# Provide Summaries beyond Averages and Medians

Everyone who surveys in the legal industry should understand and correctly use the most common measures of central tendency. Each of the following statistics – called that by mathematicians because they are calculated from the responses collected by the survey – describes in a single figure a summary characteristic of the data about where it is “centered.”

**Mean/Average**: The mean (a statistician’s term for average) of a group of numbers is its arithmetic average. Add up the number of lawyers in each of the ten law firms you pay the most and divide that sum by ten: that’s the arithmetic average of their lawyers, its most common measure of central tendency. With small numbers of observations, means give a distorted result if there is an abnormally high or low value.

**Trimmed Mean**: A trimmed mean shaves off extreme values. A common choice is to omit the two percent of the numbers at the low end and the two percent at the high end of a sorted list. Thus, if you have revenue for 50 companies sorted high to low, you drop the two smallest and the two largest. Then calculate the mean.

**Inter-Quartile Mean**: Another technique to avoid abnormally high or low values might be called the average of the middle. After sorting data from high to low, calculate the average of the middle fifty percent. You could think of this as a huge, trimmed mean that removes the top and bottom quarter of values where highly unusual or incorrect outliers lurk.

**Median**: If you have sorted all your figures from high to low, the middle one is the median. If you have an even number of figures, you average the two in the middle (thus the median may not be an actual figure). The median isn’t influenced by extreme figures. [I suppose one could calculate a “trimmed median” by using the same technique of lopping off a small portion at either end and then determining the median or you could calculate the inter-quartile median.] One note of caution: Do not do math with medians!
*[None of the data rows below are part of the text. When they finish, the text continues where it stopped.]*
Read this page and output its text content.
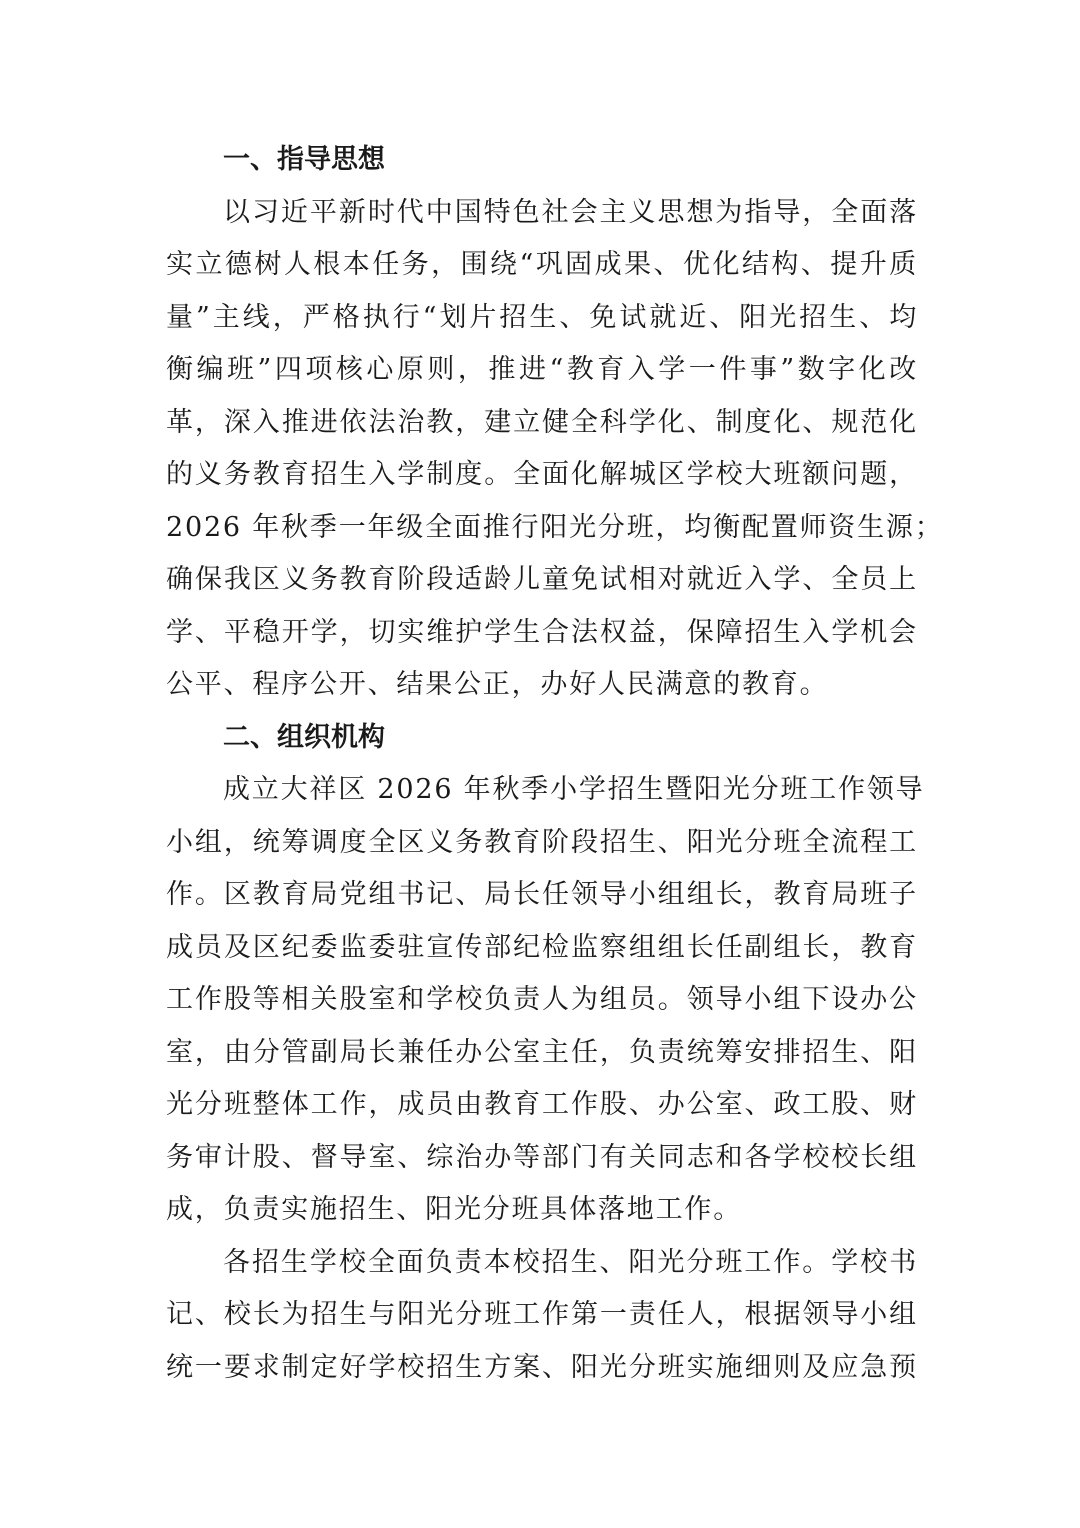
一、指导思想

以习近平新时代中国特色社会主义思想为指导，全面落
实立德树人根本任务，围绕“巩固成果、优化结构、提升质
量”主线，严格执行“划片招生、免试就近、阳光招生、均
衡编班”四项核心原则，推进“教育入学一件事”数字化改
革，深入推进依法治教，建立健全科学化、制度化、规范化
的义务教育招生入学制度。全面化解城区学校大班额问题，
2026 年秋季一年级全面推行阳光分班，均衡配置师资生源；
确保我区义务教育阶段适龄儿童免试相对就近入学、全员上
学、平稳开学，切实维护学生合法权益，保障招生入学机会
公平、程序公开、结果公正，办好人民满意的教育。

二、组织机构

成立大祥区 2026 年秋季小学招生暨阳光分班工作领导
小组，统筹调度全区义务教育阶段招生、阳光分班全流程工
作。区教育局党组书记、局长任领导小组组长，教育局班子
成员及区纪委监委驻宣传部纪检监察组组长任副组长，教育
工作股等相关股室和学校负责人为组员。领导小组下设办公
室，由分管副局长兼任办公室主任，负责统筹安排招生、阳
光分班整体工作，成员由教育工作股、办公室、政工股、财
务审计股、督导室、综治办等部门有关同志和各学校校长组
成，负责实施招生、阳光分班具体落地工作。

各招生学校全面负责本校招生、阳光分班工作。学校书
记、校长为招生与阳光分班工作第一责任人，根据领导小组
统一要求制定好学校招生方案、阳光分班实施细则及应急预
**Inter-quartile Range**: Midway between the median and the lowest number stands the first quartile figure; midway between the median and the highest figure stands the third quartile figure. The difference between the first quartile and the third quartile becomes the inter-quartile range (IQR). The IQR avoids the unusual and possibly misleading data points at either end of an ordered list.

**Winsorize**: Named after Charles Winsor, to Winsorize data you set a percentage of values at the extremes equal to a specified percentile or figure, such as plus and minus four standard deviations, or the 5th percentile at the low end or 95th percentile value at the high end. Here’s how it’s done. For a 90 percent Winsorization, the bottom five percent of the values are set equal to the value corresponding to the 5th percentile while the upper five percent of the values are set equal to the value corresponding to the 95th percentile. If you Winsorize your data, the medians will not change but the average will. Think of Winsorizing as smoothing the extreme values.
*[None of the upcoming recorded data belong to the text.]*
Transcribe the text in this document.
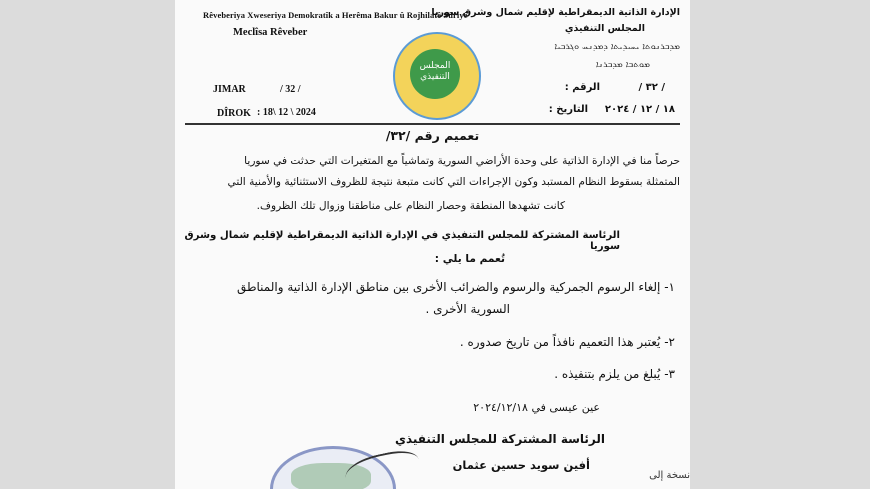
Rêveberiya Xweseriya Demokratîk a Herêma Bakur û Rojhilatê Sûriyê
Meclîsa Rêveber
الإدارة الذاتية الديمقراطية لإقليم شمال وشرق سوريا
المجلس التنفيذي
ܡܕܒܪܢܘܬܐ ܝܚܝܕܝܬܐ ܕܡܕܢܚ ܘܓܪܒܝܐ
ܡܘܬܒܐ ܡܕܒܪܢܐ
JIMAR	/ 32 /
DÎROK : 18\ 12 \ 2024
الرقم :	/ ٣٢ /
التاريخ : ١٨ / ١٢ / ٢٠٢٤
المجلس التنفيذي
تعميم رقم /٣٢/
حرصاً منا في الإدارة الذاتية على وحدة الأراضي السورية وتماشياً مع المتغيرات التي حدثت في سوريا
المتمثلة بسقوط النظام المستبد وكون الإجراءات التي كانت متبعة نتيجة للظروف الاستثنائية والأمنية التي
كانت تشهدها المنطقة وحصار النظام على مناطقنا وزوال تلك الظروف.
الرئاسة المشتركة للمجلس التنفيذي في الإدارة الذاتية الديمقراطية لإقليم شمال وشرق سوريا
تُعمم ما يلي :
١- إلغاء الرسوم الجمركية والرسوم والضرائب الأخرى بين مناطق الإدارة الذاتية والمناطق
السورية الأخرى .
٢- يُعتبر هذا التعميم نافذاً من تاريخ صدوره .
٣- يُبلغ من يلزم بتنفيذه .
عين عيسى في ٢٠٢٤/١٢/١٨
الرئاسة المشتركة للمجلس التنفيذي
أفين سويد حسين عثمان
نسخة إلى
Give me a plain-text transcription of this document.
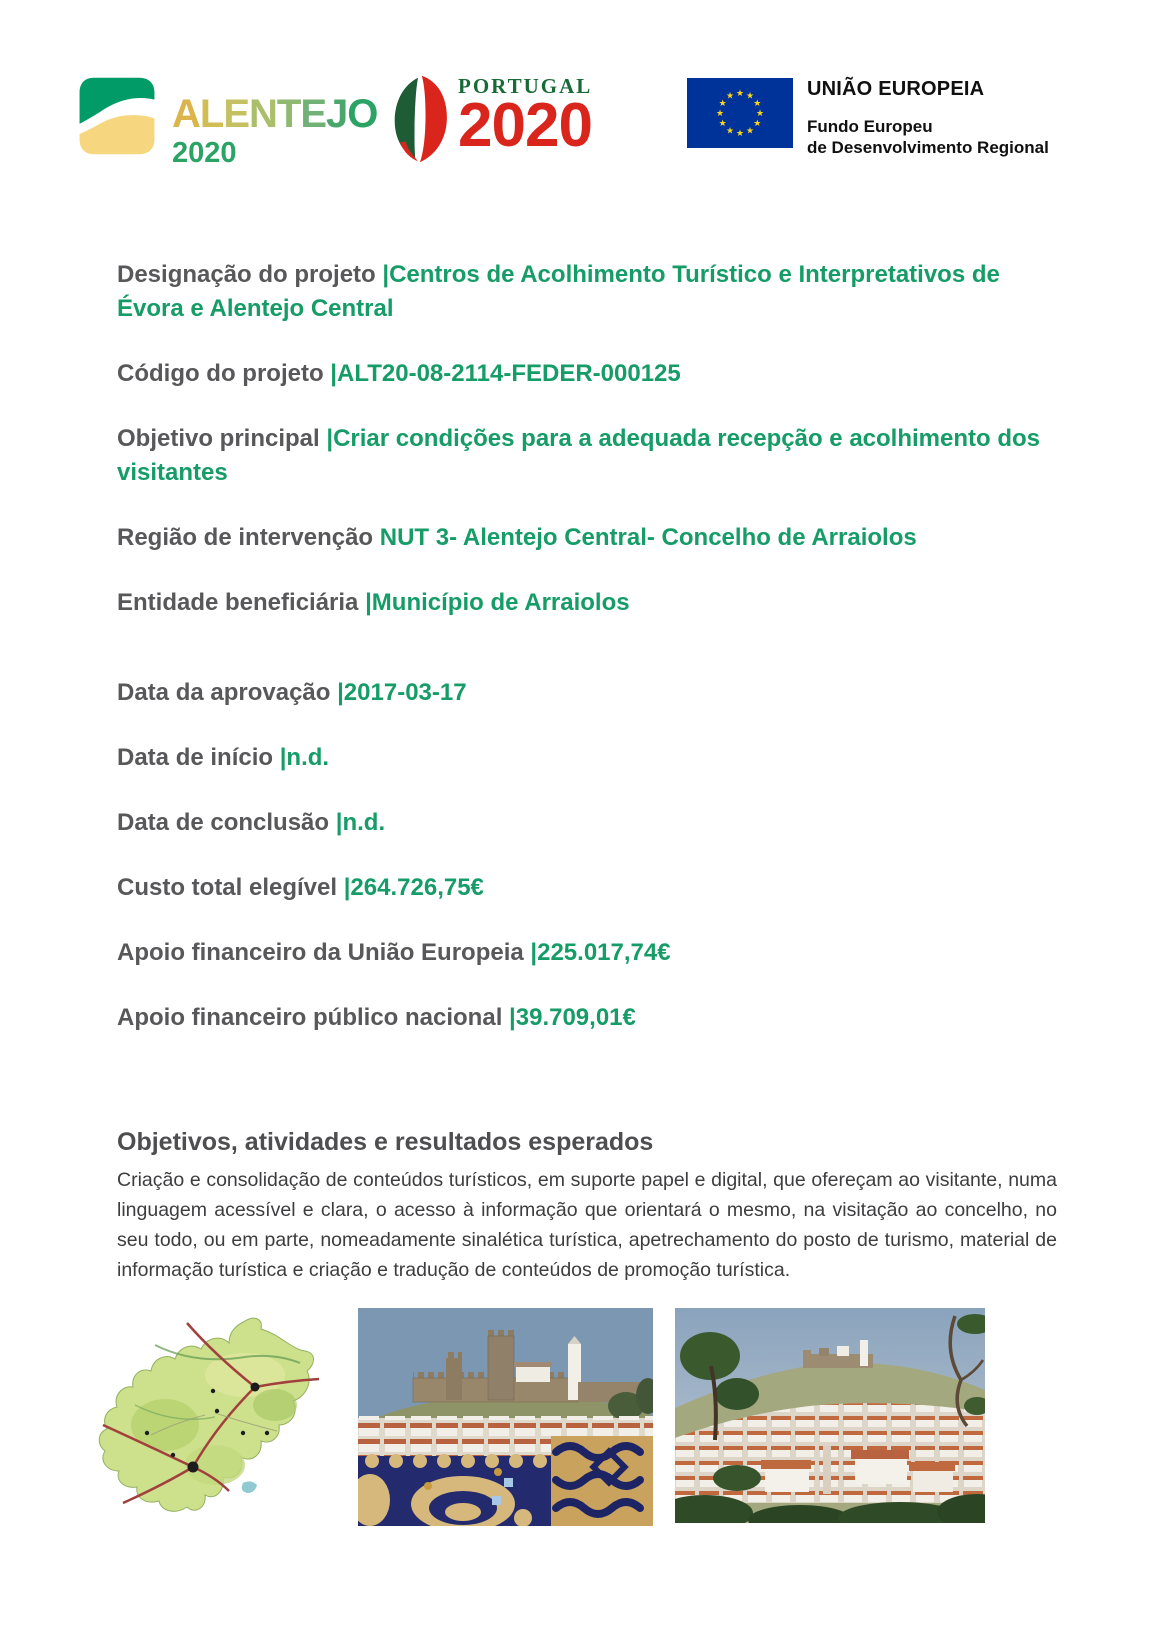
ALENTEJO
2020
PORTUGAL
2020	★ ★
★
★
★
★
★
★
★
★
★
★	UNIÃO EUROPEIA
Fundo Europeu
de Desenvolvimento Regional
Designação do projeto |Centros de Acolhimento Turístico e Interpretativos de Évora e Alentejo Central
Código do projeto |ALT20-08-2114-FEDER-000125
Objetivo principal |Criar condições para a adequada recepção e acolhimento dos visitantes
Região de intervenção NUT 3- Alentejo Central- Concelho de Arraiolos
Entidade beneficiária |Município de Arraiolos
Data da aprovação |2017-03-17
Data de início |n.d.
Data de conclusão |n.d.
Custo total elegível |264.726,75€
Apoio financeiro da União Europeia |225.017,74€
Apoio financeiro público nacional |39.709,01€
Objetivos, atividades e resultados esperados

Criação e consolidação de conteúdos turísticos, em suporte papel e digital, que ofereçam ao visitante, numa linguagem acessível e clara, o acesso à informação que orientará o mesmo, na visitação ao concelho, no seu todo, ou em parte, nomeadamente sinalética turística, apetrechamento do posto de turismo, material de informação turística e criação e tradução de conteúdos de promoção turística.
**Mode**: It is simply the number that is most common in a set of numbers. For example, in the among the numbers of hundreds of locations of law firms, the mode will be one. More law firms have a single office than any other number of offices.

**Range**: This value is the difference between the largest number in a set and the smallest. The range obviously depends entirely on the two polar extreme values. One could calculate ranges after trimming or Winsorizing, but that would be an unusual value of central tendency.

These math tools succinctly describe many characteristics of a set of data. The descriptions let you understand the data, communicate these important facets, and compare them to other sets as well as to your own figures.